The thought made me shiver. “After what just happened? I don't think so.”
“Well, we have to tell somebody.” She looked around the car and then after the window. “You can tell your parents. Your mom's a lawyer. She'll know what to do.”
“Right. My mom represents people like Aaron and gets them off.” I looked at the bottle in my hand. “Plus, if I tell my parents I'll have to tell them everything . . . the drinking . . . the stealing . . .
I'm just not ready to do that. I drained the last of the vodka from the bottle. “I'm really not ready to do that.”
“Well, you can't keep stealing alcohol.”
“I know. I was hoping you might know someone cool who was old enough to buy it for me.”
Shanika shook her head. “That's no kind of a plan.” She took the empty bottle from my hands and crumpled it up. “We can tell my dad.”
“You think your dad would buy me alcohol?” I asked feeling suddenly hopeful.
“Forget the alcohol, Sandy. We can just tell my dad what happened.”
“No way!” I cried. “Besides, even if he believed me, what could your dad do? Break every bone in Aaron's body?”
For a second I thought Shanika was going to cry. She put her hands over her face and rested her head on her palms, eyes covered, elbows propped on her thighs. “My dad would believe you, too,” she said softly. “But I'm not sure what he could do, either.”
Shanika appeared visibly shaken, and it made me uneasy. She looked like she was about to tell me something, but then she shook it off. I waited. When she turned to look me in the eyes, she said, “Sandy, I'm going to tell you something that I'm not supposed to know about.”

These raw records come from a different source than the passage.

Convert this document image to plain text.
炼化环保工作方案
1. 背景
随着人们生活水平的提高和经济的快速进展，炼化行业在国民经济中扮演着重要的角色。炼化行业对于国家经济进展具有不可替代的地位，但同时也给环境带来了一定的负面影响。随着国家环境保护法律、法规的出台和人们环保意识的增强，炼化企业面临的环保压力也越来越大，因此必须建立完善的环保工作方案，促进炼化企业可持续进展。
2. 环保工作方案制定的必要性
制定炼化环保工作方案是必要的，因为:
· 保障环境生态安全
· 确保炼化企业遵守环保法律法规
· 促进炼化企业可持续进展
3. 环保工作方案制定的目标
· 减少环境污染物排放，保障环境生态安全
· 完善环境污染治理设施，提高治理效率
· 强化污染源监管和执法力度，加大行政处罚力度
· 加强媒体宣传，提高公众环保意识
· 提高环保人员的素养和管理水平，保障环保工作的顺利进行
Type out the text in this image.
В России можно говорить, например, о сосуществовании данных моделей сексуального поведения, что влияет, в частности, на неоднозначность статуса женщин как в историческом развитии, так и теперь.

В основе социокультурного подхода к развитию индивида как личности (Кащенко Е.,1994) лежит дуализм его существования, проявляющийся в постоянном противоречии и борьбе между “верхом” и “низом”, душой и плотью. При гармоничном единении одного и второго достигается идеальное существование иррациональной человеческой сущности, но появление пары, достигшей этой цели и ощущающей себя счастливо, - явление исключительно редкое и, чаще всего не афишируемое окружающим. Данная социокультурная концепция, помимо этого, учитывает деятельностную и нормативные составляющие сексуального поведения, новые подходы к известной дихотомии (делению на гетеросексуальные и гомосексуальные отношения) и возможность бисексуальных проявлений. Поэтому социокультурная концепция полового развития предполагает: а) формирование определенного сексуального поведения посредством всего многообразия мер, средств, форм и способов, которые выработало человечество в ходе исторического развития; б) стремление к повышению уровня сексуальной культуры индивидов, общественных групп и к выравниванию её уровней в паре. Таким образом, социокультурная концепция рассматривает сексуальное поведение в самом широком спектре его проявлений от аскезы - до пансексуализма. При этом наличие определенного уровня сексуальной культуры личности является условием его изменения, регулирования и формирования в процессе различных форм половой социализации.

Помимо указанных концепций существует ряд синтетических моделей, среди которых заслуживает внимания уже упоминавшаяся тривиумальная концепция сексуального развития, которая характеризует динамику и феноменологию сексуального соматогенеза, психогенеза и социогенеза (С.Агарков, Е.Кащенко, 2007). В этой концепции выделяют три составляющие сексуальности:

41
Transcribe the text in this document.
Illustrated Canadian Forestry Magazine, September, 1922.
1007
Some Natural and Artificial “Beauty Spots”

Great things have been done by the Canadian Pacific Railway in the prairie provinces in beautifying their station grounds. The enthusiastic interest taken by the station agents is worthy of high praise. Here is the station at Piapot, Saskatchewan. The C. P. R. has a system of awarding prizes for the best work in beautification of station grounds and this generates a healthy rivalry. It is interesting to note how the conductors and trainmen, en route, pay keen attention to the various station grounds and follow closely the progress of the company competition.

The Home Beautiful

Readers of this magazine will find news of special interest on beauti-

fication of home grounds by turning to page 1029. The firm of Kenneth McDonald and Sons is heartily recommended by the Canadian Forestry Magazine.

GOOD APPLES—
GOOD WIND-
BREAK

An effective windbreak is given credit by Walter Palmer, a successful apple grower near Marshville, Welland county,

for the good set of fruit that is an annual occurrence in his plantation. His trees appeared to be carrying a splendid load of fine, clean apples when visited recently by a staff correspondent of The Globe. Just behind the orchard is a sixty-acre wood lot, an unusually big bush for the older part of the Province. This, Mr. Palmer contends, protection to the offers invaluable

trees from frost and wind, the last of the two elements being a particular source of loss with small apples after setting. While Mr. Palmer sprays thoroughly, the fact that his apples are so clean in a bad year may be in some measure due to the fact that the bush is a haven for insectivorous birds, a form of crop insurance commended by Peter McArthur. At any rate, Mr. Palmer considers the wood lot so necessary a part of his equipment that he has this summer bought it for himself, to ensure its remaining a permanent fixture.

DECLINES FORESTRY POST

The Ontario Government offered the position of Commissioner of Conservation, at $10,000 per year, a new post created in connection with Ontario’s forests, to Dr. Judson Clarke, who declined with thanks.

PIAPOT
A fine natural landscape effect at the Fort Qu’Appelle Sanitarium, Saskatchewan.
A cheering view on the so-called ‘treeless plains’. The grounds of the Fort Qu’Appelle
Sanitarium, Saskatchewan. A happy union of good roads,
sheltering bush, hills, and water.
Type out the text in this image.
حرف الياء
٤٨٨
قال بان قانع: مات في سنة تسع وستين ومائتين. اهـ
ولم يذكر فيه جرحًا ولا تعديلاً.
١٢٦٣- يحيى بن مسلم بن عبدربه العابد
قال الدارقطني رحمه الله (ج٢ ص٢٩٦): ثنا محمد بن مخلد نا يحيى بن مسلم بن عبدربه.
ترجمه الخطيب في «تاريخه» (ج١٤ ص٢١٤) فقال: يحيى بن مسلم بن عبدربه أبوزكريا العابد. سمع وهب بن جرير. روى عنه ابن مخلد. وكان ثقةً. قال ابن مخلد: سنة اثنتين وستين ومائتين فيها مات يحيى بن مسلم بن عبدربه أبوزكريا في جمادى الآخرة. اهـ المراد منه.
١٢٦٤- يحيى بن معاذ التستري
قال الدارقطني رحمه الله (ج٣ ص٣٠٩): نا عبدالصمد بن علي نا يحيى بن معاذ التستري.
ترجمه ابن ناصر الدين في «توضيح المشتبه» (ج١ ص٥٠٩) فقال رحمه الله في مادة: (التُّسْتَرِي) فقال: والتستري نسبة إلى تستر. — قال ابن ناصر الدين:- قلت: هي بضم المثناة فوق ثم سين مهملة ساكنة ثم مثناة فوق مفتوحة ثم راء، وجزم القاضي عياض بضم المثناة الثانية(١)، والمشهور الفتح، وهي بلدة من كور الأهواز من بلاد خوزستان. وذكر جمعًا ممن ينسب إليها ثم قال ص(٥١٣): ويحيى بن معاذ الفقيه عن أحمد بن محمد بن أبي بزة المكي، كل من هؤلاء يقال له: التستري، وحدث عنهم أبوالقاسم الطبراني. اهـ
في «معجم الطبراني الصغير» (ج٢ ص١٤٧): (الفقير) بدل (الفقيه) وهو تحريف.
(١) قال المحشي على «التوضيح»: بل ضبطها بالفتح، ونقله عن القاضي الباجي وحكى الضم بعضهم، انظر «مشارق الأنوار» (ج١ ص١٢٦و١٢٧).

A tingling sense of danger crept up my neck. I wished I had another bottle of vodka with me.
“You know Hector Quintana?”
I nodded.
“Well, he was on the wrestling team this year. He's pretty good for a sophomore and made varsity. Right before the first match,
while he was getting dressed in the locker room, there was some sort of hazing incident.”
“What's that got to do with me?” I asked.
“That's what I'm trying to tell you. The hazing thing was really a sexual assault. They took Hector's mouthpiece and shoved it âwhere the sun don't shine.'”
I felt my eyes widen. “Aaron did that to Hector?”
“I don't think Aaron actually did it, but he's the captain of the team, and you know he was behind it.”
I sat there stunned, trying to soak it all in and wondering what it all meant. “So what did Hector do?”
“He washed off his mouthpiece, pinned his opponent, and then quit the wrestling team.”
I nodded. “And signed up for taekwondo.”
“Yeah,” Shanika replied. “Actually, I think he told his parents, and the taekwondo was his parents' idea.”
“Wow,” I said. “I never would have thought that about Hector.”
“Well, you just never know, do you?” said Shanika. “And anyway, this isn't about Hector. This is about Aaron.” She pounded the steering wheel with her fists. “Somebody really needs to do something about that guy!” She sounded so angry. It was the most anger I'd ever experienced in such tight quarters.
I didn't know what to say. “He just thinks he's such a stud,” I offered.
“Aaron's no stud. He thinks he can hide behind that hard-on, but it's not about sex, Sandy. It's really not . . . not the hazing, not the rape, not the assault . . . it's pure violence. The cruelest kind of violence.
It seemed funny the way she said the word
rape
. “I don't think it was really rape, what Aaron did to me. Or to Hector.”